TEHRAN, Iran — Iran's deputy nuclear chief on Tuesday denied a report that the core of the country's nearly finished heavy water reactor has been dismantled and filled it with concrete as part of Tehran's obligations under the nuclear deal with the West.
Ali Asghar Zarean, in remarks to state TV said that Iran will first sign an agreement with China to modify the Arak reactor, a deal that is expected next week.
"Definitely, we will not apply any physical change in this field until a final agreement is finalized," Zarean added, without specifically mentioning the Fars news agency report.
On Monday, Fars said that technicians had dismantled the core of the Arak reactor and filled it with concrete.
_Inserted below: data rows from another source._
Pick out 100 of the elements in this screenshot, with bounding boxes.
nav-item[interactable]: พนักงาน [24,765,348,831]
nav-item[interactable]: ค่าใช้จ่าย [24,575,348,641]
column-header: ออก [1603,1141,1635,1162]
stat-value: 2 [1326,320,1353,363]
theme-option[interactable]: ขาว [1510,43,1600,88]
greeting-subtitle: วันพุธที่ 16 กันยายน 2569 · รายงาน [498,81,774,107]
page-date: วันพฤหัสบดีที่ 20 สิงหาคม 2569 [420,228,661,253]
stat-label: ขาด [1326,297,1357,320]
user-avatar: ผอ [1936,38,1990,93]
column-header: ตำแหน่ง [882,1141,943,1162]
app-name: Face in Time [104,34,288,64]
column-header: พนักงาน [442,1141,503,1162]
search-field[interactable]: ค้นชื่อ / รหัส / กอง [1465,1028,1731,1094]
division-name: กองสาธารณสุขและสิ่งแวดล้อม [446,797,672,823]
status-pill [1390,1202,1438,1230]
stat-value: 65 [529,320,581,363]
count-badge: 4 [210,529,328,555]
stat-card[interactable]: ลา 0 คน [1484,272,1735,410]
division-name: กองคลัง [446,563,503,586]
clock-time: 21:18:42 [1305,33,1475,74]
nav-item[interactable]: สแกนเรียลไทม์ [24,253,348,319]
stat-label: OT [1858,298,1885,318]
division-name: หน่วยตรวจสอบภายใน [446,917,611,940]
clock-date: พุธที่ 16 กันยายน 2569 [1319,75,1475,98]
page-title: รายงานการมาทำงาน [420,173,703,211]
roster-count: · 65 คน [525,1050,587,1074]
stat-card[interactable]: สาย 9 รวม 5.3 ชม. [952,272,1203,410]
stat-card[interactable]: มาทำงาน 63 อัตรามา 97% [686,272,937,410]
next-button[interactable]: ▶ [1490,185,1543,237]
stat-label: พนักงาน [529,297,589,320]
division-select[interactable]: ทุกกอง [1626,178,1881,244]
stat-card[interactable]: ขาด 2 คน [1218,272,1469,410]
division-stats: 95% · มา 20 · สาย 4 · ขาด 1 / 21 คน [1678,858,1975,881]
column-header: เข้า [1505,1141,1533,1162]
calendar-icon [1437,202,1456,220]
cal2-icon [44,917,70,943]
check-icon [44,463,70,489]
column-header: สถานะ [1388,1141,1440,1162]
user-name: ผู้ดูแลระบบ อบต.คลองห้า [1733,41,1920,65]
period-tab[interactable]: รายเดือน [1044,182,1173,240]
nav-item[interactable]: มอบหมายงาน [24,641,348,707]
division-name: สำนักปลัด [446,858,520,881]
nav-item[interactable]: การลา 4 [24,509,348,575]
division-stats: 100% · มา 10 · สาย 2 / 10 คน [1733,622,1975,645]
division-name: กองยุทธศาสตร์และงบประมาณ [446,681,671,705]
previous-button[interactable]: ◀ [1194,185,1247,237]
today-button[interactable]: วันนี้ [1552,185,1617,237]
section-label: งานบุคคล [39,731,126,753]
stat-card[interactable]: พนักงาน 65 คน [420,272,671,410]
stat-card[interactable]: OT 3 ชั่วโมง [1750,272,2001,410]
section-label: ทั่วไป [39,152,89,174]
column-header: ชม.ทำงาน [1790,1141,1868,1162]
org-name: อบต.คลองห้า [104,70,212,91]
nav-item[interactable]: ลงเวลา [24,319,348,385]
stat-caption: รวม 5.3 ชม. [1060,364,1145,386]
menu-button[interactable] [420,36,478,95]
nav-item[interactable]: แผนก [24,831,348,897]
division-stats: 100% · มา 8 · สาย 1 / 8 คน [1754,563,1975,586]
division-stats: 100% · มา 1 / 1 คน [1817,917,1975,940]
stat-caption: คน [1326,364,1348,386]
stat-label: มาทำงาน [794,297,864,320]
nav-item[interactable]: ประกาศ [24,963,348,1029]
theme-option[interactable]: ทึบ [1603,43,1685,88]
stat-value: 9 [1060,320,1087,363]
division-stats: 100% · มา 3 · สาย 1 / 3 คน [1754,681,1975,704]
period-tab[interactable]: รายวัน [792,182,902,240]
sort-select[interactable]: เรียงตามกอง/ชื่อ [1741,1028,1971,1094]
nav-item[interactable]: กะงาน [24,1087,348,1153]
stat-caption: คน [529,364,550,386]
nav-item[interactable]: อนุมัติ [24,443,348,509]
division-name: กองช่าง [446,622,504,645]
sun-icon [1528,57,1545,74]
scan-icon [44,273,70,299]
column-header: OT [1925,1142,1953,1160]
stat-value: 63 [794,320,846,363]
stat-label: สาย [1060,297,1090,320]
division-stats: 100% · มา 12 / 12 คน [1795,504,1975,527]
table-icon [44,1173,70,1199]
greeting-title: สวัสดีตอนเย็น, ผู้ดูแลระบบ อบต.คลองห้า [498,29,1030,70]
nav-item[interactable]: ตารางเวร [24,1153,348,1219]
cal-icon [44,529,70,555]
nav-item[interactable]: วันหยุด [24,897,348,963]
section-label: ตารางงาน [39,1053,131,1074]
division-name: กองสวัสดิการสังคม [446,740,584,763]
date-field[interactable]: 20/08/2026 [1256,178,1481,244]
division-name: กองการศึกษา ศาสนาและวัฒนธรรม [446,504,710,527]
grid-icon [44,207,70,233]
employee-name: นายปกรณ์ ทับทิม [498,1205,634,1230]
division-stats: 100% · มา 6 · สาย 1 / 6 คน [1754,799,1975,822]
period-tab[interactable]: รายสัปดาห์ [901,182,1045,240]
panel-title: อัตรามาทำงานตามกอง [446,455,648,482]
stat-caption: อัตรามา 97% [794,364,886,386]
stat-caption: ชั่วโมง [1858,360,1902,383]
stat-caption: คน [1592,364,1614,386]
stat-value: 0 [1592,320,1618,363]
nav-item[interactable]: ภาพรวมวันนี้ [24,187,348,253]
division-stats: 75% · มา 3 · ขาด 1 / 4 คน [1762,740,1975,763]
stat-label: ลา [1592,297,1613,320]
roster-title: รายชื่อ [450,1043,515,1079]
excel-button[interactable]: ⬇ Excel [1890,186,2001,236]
The agency, which is close to Iranian hard-liners, cited unnamed sources for the report.
Under the landmark nuclear deal that commits Tehran to significant limits on its nuclear activities for over a decade in exchange for relief from crippling economic sanctions, Iran must redesign the Arak reactor so it can't produce plutonium for nuclear weapons — though it will still produce small amounts of plutonium and heavy water.
Iran has insisted it needs the heavy water reactor for production of medical isotopes.
Hard-liners in Iran, who oppose Iranian President Hassan Rouhani and the nuclear deal with world powers, argue that the so-called "disabling" of Arak is a slap in the face of Iran and allegedly evidence of Rouhani having given too many concessions to the West in return to little.
It's not clear what the modification process at Arak will involve, but officials in the past have said that some parts of the reactor need to be filled with cements because of safety concerns.
Zarean also said that once modifications are done and Arak goes online, Iran hopes to export excess heavy water produced there to the U.S. through a third country, for uses in research. He added that Savannah River National Laboratory near Jackson, South Carolina, has recently certified high purity of heavy water produced by Iran.
Iran is still expected to produce some 20 metric tons (22 tons) of heavy water at Arak a year. It has said it would domestically consume about 6 tons for medical isotopes and is looking to export the rest.